Не слушая возможных возражений, он развернулся и ушел. Возражений не последовало.
— Чего это на него нашло? — пробормотал Николай. — Жорик! — крикнул он, завидев «начальника охраны». — Дай сигнал, чтоб народ сходился.
— Ладно.
Жора спрыгнул с гамака, подошел к разложенному посреди курилки костру и неторопливо поджег растопку. Дождавшись, когда займется пламя, он скептически осмотрел результат и пробормотал:
— Хвои надо кинуть, а то дым жидкий будет. Не заметят.
На доме Терентия висело уже привычное для деревенских объявление: «Доктор Левинсон ведет прием амбулаторных больных с 12.00». Правда, теперь между словами «Левинсон» и «ведет» была пририсована «птичка». Над ней значилось важное дополнение: «и народная целительница Алена Сизова». Соответственно, в слове «ведет» последняя гласная также была заменена на «у». Этим нехитрым способом Виктор Всеволодович пытался убить двух зайцев сразу. Во-первых, приобщить-таки недоверчивых жительниц села к современной медицинской помощи. А во-вторых… Убийство второго зайца относилось к категории сокровенных личных тайн доктора Левинсона.
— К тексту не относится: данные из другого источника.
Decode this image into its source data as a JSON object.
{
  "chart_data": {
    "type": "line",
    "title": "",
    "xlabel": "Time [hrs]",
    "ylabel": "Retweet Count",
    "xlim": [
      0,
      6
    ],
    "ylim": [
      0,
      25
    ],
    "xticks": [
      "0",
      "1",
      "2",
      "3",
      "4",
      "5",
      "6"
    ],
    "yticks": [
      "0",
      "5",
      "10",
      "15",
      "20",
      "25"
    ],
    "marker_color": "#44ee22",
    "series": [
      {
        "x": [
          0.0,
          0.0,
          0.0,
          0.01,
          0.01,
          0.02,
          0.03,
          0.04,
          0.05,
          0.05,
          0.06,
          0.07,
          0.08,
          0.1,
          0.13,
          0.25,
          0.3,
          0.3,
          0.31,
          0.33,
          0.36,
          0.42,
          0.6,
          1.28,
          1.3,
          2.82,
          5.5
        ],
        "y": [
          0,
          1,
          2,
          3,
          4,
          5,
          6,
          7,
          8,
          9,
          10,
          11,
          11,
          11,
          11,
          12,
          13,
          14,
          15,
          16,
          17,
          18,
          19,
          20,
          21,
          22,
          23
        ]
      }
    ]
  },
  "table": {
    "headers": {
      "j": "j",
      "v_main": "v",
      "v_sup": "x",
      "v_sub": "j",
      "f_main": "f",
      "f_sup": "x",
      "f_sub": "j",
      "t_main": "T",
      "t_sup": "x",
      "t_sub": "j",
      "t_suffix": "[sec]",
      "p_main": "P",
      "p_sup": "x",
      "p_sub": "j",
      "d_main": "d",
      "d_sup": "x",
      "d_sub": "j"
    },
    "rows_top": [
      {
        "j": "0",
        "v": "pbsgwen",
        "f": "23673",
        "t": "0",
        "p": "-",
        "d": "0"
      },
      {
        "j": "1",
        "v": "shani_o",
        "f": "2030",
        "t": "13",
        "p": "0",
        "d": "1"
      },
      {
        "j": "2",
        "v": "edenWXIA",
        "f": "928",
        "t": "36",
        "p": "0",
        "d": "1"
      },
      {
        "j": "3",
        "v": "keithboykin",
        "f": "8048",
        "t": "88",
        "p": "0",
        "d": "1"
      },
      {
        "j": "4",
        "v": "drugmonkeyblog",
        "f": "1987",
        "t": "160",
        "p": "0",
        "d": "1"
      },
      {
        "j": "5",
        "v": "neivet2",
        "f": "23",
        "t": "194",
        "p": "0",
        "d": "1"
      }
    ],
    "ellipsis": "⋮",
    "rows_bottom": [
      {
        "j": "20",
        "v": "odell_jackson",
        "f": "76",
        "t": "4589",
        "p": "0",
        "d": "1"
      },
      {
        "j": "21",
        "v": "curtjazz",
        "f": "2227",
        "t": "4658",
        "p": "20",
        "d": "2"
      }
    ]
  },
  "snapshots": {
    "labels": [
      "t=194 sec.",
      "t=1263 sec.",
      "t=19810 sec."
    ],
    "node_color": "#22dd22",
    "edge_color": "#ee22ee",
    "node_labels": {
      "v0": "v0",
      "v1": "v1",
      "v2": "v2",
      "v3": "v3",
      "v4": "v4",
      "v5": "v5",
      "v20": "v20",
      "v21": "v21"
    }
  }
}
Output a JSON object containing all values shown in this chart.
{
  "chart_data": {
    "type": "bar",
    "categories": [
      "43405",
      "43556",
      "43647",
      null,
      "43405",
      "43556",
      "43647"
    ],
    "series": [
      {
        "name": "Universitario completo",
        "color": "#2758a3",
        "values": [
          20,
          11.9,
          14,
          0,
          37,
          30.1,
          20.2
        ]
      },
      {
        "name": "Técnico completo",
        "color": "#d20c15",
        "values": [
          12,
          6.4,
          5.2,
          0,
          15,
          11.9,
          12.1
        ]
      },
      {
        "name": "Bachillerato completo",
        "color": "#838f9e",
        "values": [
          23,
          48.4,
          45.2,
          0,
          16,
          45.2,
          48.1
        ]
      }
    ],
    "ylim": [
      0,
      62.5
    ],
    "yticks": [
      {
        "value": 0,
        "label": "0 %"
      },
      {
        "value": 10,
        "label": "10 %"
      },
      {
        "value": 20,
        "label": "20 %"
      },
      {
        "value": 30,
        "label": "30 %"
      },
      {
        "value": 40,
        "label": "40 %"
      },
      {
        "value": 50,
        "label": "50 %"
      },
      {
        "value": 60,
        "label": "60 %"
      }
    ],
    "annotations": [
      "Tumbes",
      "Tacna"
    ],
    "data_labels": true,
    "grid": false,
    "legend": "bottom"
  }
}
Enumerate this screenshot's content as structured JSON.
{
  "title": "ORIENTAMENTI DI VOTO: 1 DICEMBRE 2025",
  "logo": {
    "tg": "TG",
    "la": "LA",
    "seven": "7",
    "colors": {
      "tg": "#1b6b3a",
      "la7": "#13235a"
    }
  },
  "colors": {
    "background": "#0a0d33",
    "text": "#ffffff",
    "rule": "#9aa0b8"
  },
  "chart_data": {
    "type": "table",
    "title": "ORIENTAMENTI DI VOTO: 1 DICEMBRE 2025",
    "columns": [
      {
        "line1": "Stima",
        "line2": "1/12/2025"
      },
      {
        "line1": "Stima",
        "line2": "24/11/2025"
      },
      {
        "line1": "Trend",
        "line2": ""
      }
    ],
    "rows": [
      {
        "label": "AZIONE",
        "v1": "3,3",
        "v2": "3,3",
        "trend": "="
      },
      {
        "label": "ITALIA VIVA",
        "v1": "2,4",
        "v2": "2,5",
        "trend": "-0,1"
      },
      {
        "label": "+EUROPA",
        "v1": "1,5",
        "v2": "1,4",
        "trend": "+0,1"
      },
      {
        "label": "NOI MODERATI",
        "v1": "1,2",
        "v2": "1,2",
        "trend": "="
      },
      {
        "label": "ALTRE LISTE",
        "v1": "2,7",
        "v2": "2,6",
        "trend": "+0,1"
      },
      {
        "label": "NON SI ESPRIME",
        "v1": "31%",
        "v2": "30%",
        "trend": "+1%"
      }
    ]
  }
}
— Большое вам спасибо, Алена, что согласились присутствовать, — поблагодарил он девушку, скромно сидевшую на лавке в «анбулатории». — Эти дуры старые меня почему-то боятся. Семеновна вон до сих пор за версту обходит. А с вами им спокойнее будет.
— Не за что, — Алена с любопытством следила за приготовлениями доктора к началу приема. — Чего ж не глянуть, чему в городе-то учат.
— Пожалуйста, пожалуйста. У меня нет от вас никаких секретов.
В избу с улицы заглянул Терентий.
— Как, доктор? Пущать или обождать пока?
Виктор осмотрел свой импровизированный кабинет. Рядом с рукомойником висело чистое полотенце. Вынутые из чемоданчика прибор для измерения давления и стетоскоп лежали на крахмально-белой скатерти.
— Пожалуй, можно начинать, — решил он. — Мы готовы.
Терентий скрылся. С улицы послышался его голос.
— Петровна, заходь!
Через некоторое время в избу действительно зашла Петровна. Невооруженным глазом было заметно, что старушка сильно нервничает.
— Здравствуйте, — поклонилась она. — Утречко доброе, Алена.
— Здравствуй, Семеновна, — поздоровалась девушка.
— Проходите, пожалуйста, — пригласил Виктор. — Садитесь.
Петровна села на лавку рядом с Аленой и вперила в доктора напряженный взгляд.
— Чем я могу вам помочь? — спросил Виктор. На этот раз, помня о предыдущем фиаско, он решил использовать только те фразы, в которых при всем желании трудно было найти второй смысл.
— Так… Алена вон знает, — Петровна повернулась к девушке. — Поясницу вчерась опять скрутило. В избе-то подметала когда, наклонилась чуток, а уж расклониться никак. Так прихватило, так прихватило…
— Ты чего, Семеновна, мне-то говоришь? — перебила ее Алена. — К доктору пришла, с ним и беседуй.
Петровна немедленно обратилась к врачу:
— Извиняйте. Так вот, говорю, поясницу вчерась скрутило. В избе подметала когда…
— Достаточно, — остановил ее Виктор. — Я все понял. — Он показал на кушетку, установленную у стены и также накрытую чистой белой простыней. — Ложитесь.
— Это к чему? — насторожилась Петровна, напуганная страшным рассказом Семеновны.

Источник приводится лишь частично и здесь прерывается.